福島第1原発の事故が長引きそうな予感がする昨今、原子力発電についての問題点がいくつかあります。
まず、この問題点をリストアップしてみました。

(1)原子力発電についての問題点
①大きな事故の場合、大惨事
大きな事故を起こした場合、取り返しのつかない大惨事になってしまいます。
今まさに福島第1原発の事故が示すように、半径30kmが立ち入り禁止になるなど、放射能汚染は山や海や川など、すべてのものに撒き散らし、農作物や家畜だけでなく人間の命も奪います。
古くは1979年のスリーマイル島原発事故で、原子炉の冷却機能が故障し、原子炉が爆発寸前に陥りました。
1986年のチェルノブイリ原発事故では、原子炉が爆発し、大量の放射性物質をまき散らし、 今の日本と同じような深刻な放射能汚染になりました。
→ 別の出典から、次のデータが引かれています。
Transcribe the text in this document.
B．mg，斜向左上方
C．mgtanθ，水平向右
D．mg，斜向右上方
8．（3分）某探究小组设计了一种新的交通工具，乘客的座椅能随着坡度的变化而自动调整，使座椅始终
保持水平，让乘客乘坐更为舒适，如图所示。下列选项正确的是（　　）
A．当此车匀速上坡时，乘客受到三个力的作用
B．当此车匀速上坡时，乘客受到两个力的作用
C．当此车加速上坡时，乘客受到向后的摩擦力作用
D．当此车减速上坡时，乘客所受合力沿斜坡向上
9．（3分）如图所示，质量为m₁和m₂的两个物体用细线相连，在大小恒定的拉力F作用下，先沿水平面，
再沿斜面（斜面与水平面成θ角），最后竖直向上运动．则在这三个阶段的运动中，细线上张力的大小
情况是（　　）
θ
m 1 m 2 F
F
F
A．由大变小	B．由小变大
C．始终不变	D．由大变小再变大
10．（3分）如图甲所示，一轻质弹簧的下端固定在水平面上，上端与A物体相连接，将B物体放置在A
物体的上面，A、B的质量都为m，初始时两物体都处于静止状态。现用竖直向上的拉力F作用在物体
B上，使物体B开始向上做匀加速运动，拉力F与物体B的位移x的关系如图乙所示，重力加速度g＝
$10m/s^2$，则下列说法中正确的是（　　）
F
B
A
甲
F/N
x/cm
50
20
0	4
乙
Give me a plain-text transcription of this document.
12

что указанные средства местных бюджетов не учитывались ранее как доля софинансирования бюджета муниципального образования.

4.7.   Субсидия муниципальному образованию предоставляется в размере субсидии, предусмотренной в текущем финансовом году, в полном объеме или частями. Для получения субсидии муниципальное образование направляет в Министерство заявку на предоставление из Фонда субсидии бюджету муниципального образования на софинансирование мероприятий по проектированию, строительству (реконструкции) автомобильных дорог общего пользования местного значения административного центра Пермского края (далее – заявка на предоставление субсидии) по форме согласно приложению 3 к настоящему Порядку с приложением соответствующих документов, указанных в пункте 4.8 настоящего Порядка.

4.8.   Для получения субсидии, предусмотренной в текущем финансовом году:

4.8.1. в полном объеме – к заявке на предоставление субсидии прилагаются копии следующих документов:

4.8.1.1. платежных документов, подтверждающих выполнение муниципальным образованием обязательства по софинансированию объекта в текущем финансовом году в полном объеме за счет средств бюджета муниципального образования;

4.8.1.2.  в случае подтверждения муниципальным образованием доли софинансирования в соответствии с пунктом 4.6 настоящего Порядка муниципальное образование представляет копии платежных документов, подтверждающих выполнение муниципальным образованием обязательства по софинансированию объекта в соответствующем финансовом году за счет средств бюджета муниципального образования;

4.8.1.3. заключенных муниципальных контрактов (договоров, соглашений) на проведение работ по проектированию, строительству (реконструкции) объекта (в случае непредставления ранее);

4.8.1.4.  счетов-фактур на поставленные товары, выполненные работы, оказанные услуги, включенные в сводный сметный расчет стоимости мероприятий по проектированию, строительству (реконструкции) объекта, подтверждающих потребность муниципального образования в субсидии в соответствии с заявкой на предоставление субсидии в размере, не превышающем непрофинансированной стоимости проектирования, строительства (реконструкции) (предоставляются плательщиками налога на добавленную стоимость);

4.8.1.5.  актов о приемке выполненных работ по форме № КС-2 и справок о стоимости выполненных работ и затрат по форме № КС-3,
そして、事故から25年以上たった現在も、半径数十キロにわたって一般の人たちの立ち入りは禁止され、周辺地域の人々には、放射線障害によるガンや甲状腺障害の発生率が高くなっています。

②地震多発地帯
日本は地震多発地帯なので、直下型地震が原発の真下で発生した場合は、必ず大惨事になります。
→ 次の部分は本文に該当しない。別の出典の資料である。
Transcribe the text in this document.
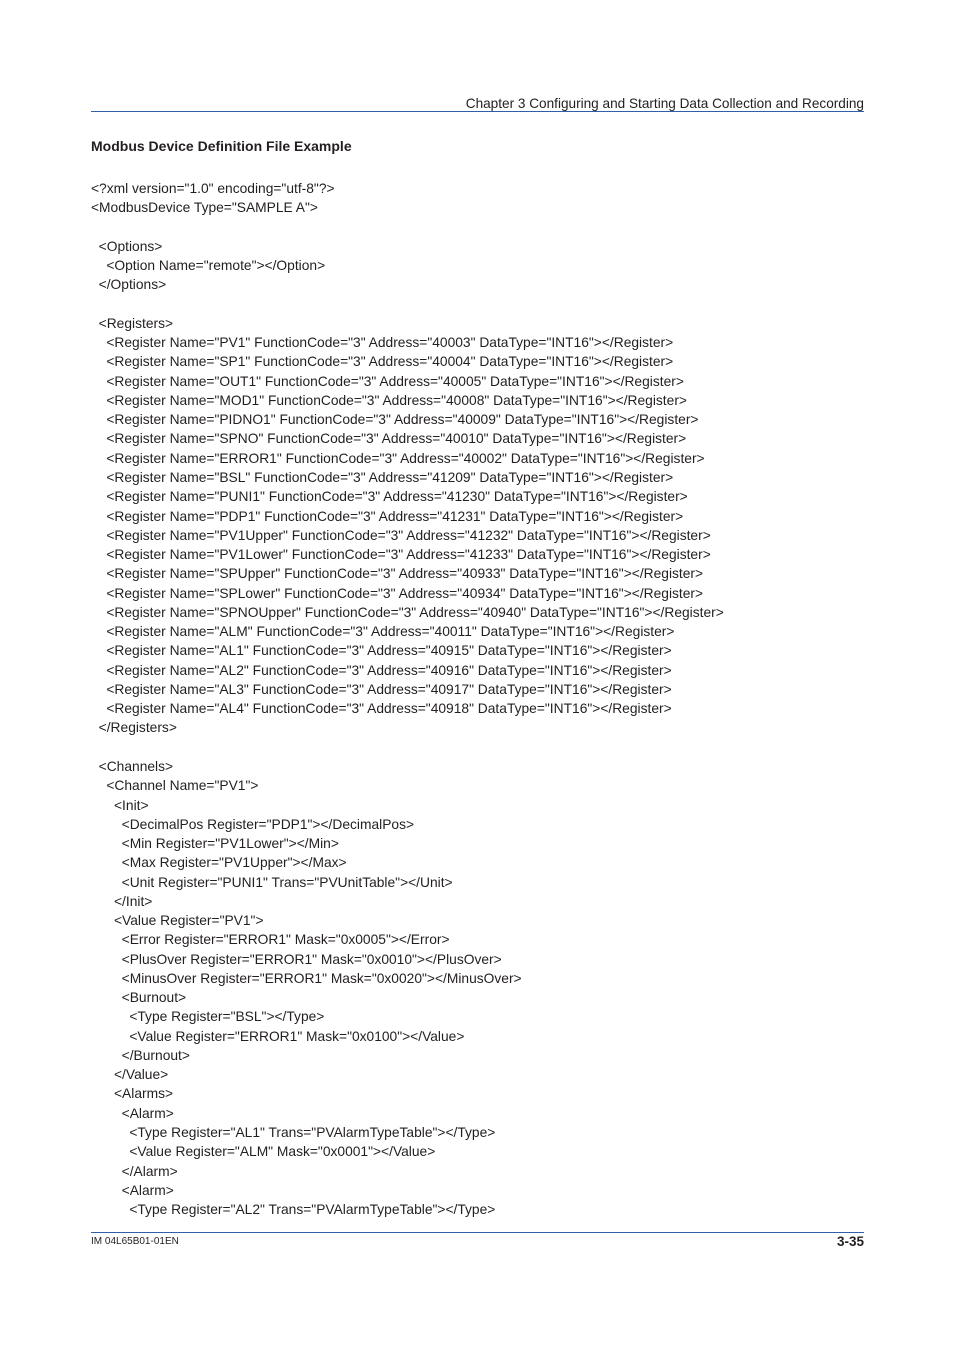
Chapter 3 Configuring and Starting Data Collection and Recording
Modbus Device Definition File Example
<?xml version="1.0" encoding="utf-8"?>
<ModbusDevice Type="SAMPLE A">
<Options>
<Option Name="remote"></Option>
</Options>
<Registers>
<Register Name="PV1" FunctionCode="3" Address="40003" DataType="INT16"></Register>
<Register Name="SP1" FunctionCode="3" Address="40004" DataType="INT16"></Register>
<Register Name="OUT1" FunctionCode="3" Address="40005" DataType="INT16"></Register>
<Register Name="MOD1" FunctionCode="3" Address="40008" DataType="INT16"></Register>
<Register Name="PIDNO1" FunctionCode="3" Address="40009" DataType="INT16"></Register>
<Register Name="SPNO" FunctionCode="3" Address="40010" DataType="INT16"></Register>
<Register Name="ERROR1" FunctionCode="3" Address="40002" DataType="INT16"></Register>
<Register Name="BSL" FunctionCode="3" Address="41209" DataType="INT16"></Register>
<Register Name="PUNI1" FunctionCode="3" Address="41230" DataType="INT16"></Register>
<Register Name="PDP1" FunctionCode="3" Address="41231" DataType="INT16"></Register>
<Register Name="PV1Upper" FunctionCode="3" Address="41232" DataType="INT16"></Register>
<Register Name="PV1Lower" FunctionCode="3" Address="41233" DataType="INT16"></Register>
<Register Name="SPUpper" FunctionCode="3" Address="40933" DataType="INT16"></Register>
<Register Name="SPLower" FunctionCode="3" Address="40934" DataType="INT16"></Register>
<Register Name="SPNOUpper" FunctionCode="3" Address="40940" DataType="INT16"></Register>
<Register Name="ALM" FunctionCode="3" Address="40011" DataType="INT16"></Register>
<Register Name="AL1" FunctionCode="3" Address="40915" DataType="INT16"></Register>
<Register Name="AL2" FunctionCode="3" Address="40916" DataType="INT16"></Register>
<Register Name="AL3" FunctionCode="3" Address="40917" DataType="INT16"></Register>
<Register Name="AL4" FunctionCode="3" Address="40918" DataType="INT16"></Register>
</Registers>
<Channels>
<Channel Name="PV1">
<Init>
<DecimalPos Register="PDP1"></DecimalPos>
<Min Register="PV1Lower"></Min>
<Max Register="PV1Upper"></Max>
<Unit Register="PUNI1" Trans="PVUnitTable"></Unit>
</Init>
<Value Register="PV1">
<Error Register="ERROR1" Mask="0x0005"></Error>
<PlusOver Register="ERROR1" Mask="0x0010"></PlusOver>
<MinusOver Register="ERROR1" Mask="0x0020"></MinusOver>
<Burnout>
<Type Register="BSL"></Type>
<Value Register="ERROR1" Mask="0x0100"></Value>
</Burnout>
</Value>
<Alarms>
<Alarm>
<Type Register="AL1" Trans="PVAlarmTypeTable"></Type>
<Value Register="ALM" Mask="0x0001"></Value>
</Alarm>
<Alarm>
<Type Register="AL2" Trans="PVAlarmTypeTable"></Type>
IM 04L65B01-01EN	3-35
今回でも、震源地から一番近い東北電力・女川原発(宮城県)は無事だったのですが、震源地から250kmも離れている福島第1原発がこのような状況です。
ただでさえ原発には事故のリスクが伴うのに、地震多発地域の日本に原発を集中させるのは危険性が大きすぎると思います。
女川原発も震度は6弱で、原子炉は安全に停止しました。
ここまでは福島第1原発も同じでした。
また、津波の高さも福島原発と同じ14メートルだったのですが、女川原発は波高より約4m高いところにあったため、原子炉、発電施設に重大な被害はありませんでした。
こんな紙一重では安全とは言えないと思います。
政府や電力会社は、地震多発地帯をさけ安定した地盤に原発を建設しているとかつては主張していましたが、柏崎刈羽原発は、地震の後の調査で、真下に断層があることが判明しました。
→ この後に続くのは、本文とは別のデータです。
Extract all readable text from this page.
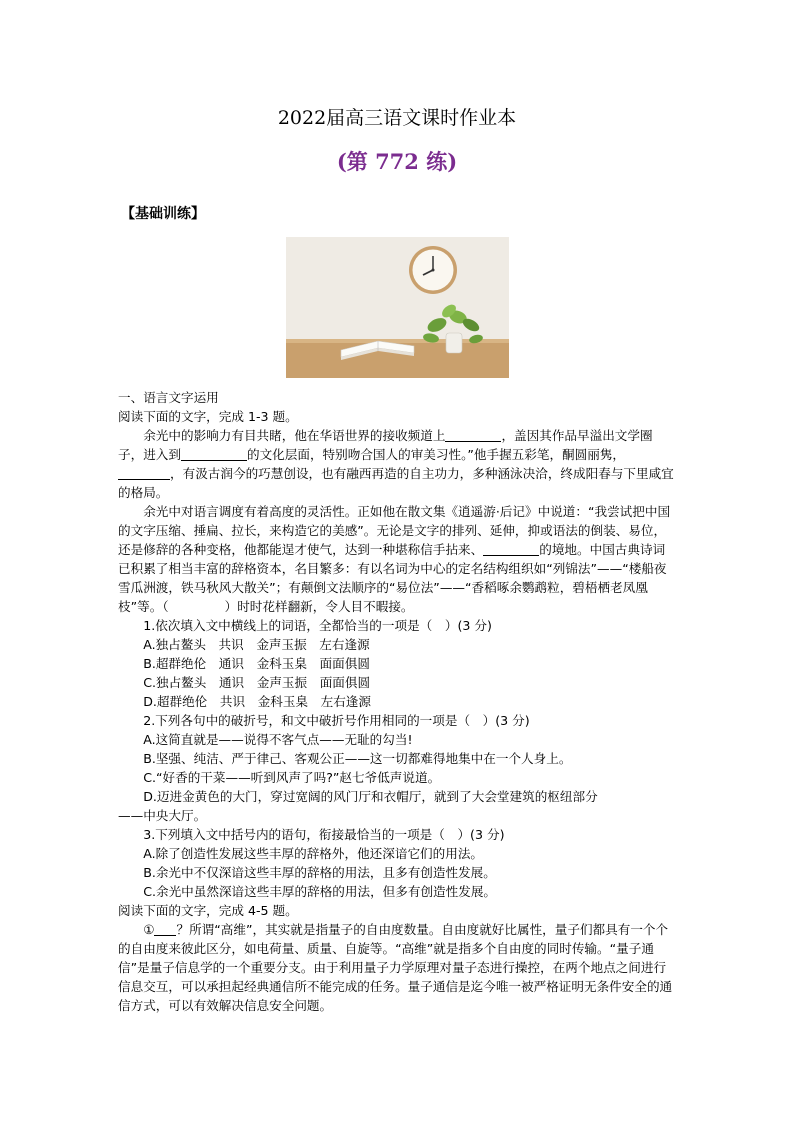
2022届高三语文课时作业本
(第 772 练)
【基础训练】

一、语言文字运用

阅读下面的文字，完成 1-3 题。

余光中的影响力有目共睹，他在华语世界的接收频道上	，盖因其作品早溢出文学圈子，进入到	的文化层面，特别吻合国人的审美习性。”他手握五彩笔，酮圆丽隽，，有汲古润今的巧慧创设，也有融西再造的自主功力，多种涵泳决洽，终成阳春与下里咸宜的格局。

余光中对语言调度有着高度的灵活性。正如他在散文集《逍遥游·后记》中说道：“我尝试把中国的文字压缩、捶扁、拉长，来构造它的美感”。无论是文字的排列、延伸，抑或语法的倒装、易位，还是修辞的各种变格，他都能逞才使气，达到一种堪称信手拈来、	的境地。中国古典诗词已积累了相当丰富的辞格资本，名目繁多：有以名词为中心的定名结构组织如“列锦法”——“楼船夜雪瓜洲渡，铁马秋风大散关”；有颠倒文法顺序的“易位法”——“香稻啄余鹦鹉粒，碧梧栖老凤凰枝”等。（	）时时花样翻新，令人目不暇接。

1.依次填入文中横线上的词语，全都恰当的一项是（　）(3 分)

A.独占鳌头　共识　金声玉振　左右逢源

B.超群绝伦　通识　金科玉臬　面面俱圆

C.独占鳌头　通识　金声玉振　面面俱圆

D.超群绝伦　共识　金科玉臬　左右逢源

2.下列各句中的破折号，和文中破折号作用相同的一项是（　）(3 分)

A.这简直就是——说得不客气点——无耻的勾当!

B.坚强、纯洁、严于律己、客观公正——这一切都难得地集中在一个人身上。

C.“好香的干菜——听到风声了吗?”赵七爷低声说道。

D.迈进金黄色的大门，穿过宽阔的风门厅和衣帽厅，就到了大会堂建筑的枢纽部分

——中央大厅。

3.下列填入文中括号内的语句，衔接最恰当的一项是（　）(3 分)

A.除了创造性发展这些丰厚的辞格外，他还深谙它们的用法。

B.余光中不仅深谙这些丰厚的辞格的用法，且多有创造性发展。

C.余光中虽然深谙这些丰厚的辞格的用法，但多有创造性发展。

阅读下面的文字，完成 4-5 题。

① ？所谓“高维”，其实就是指量子的自由度数量。自由度就好比属性，量子们都具有一个个的自由度来彼此区分，如电荷量、质量、自旋等。“高维”就是指多个自由度的同时传输。“量子通信”是量子信息学的一个重要分支。由于利用量子力学原理对量子态进行操控，在两个地点之间进行信息交互，可以承担起经典通信所不能完成的任务。量子通信是迄今唯一被严格证明无条件安全的通信方式，可以有效解决信息安全问题。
また、愛媛県の伊方原発でも、近くに断層が走っているのが発見されて大慌てで地質調査をしています。
私は、地質調査を長年やっていますが、ボーリング調査でさえ、20m離れたら地層が違っていることが多く見られます。
つまり、日本には安定した地盤も地震のない地域も存在しないと言うことです。

③被爆国
日本は被爆国なのです。
66年前の広島、長崎の原爆で、放射線障害の怖さはよく知られているため、原発に不安や不信感を抱いている人は多いと思います。

④核廃棄物の管理
使用済み核燃料の保管が大変なのを今度の事故で初めて知りました。
そして、原発から出る核廃棄物は半永久的に管理しなければならないみたいです。
何故なら、使い終わった核燃料棒は、約十万年の間、強い放射線を出し続けるので、ガラスで固めて鉛の容器に入れ、地下深くに埋めて半永久的に管理し続けなければいけません。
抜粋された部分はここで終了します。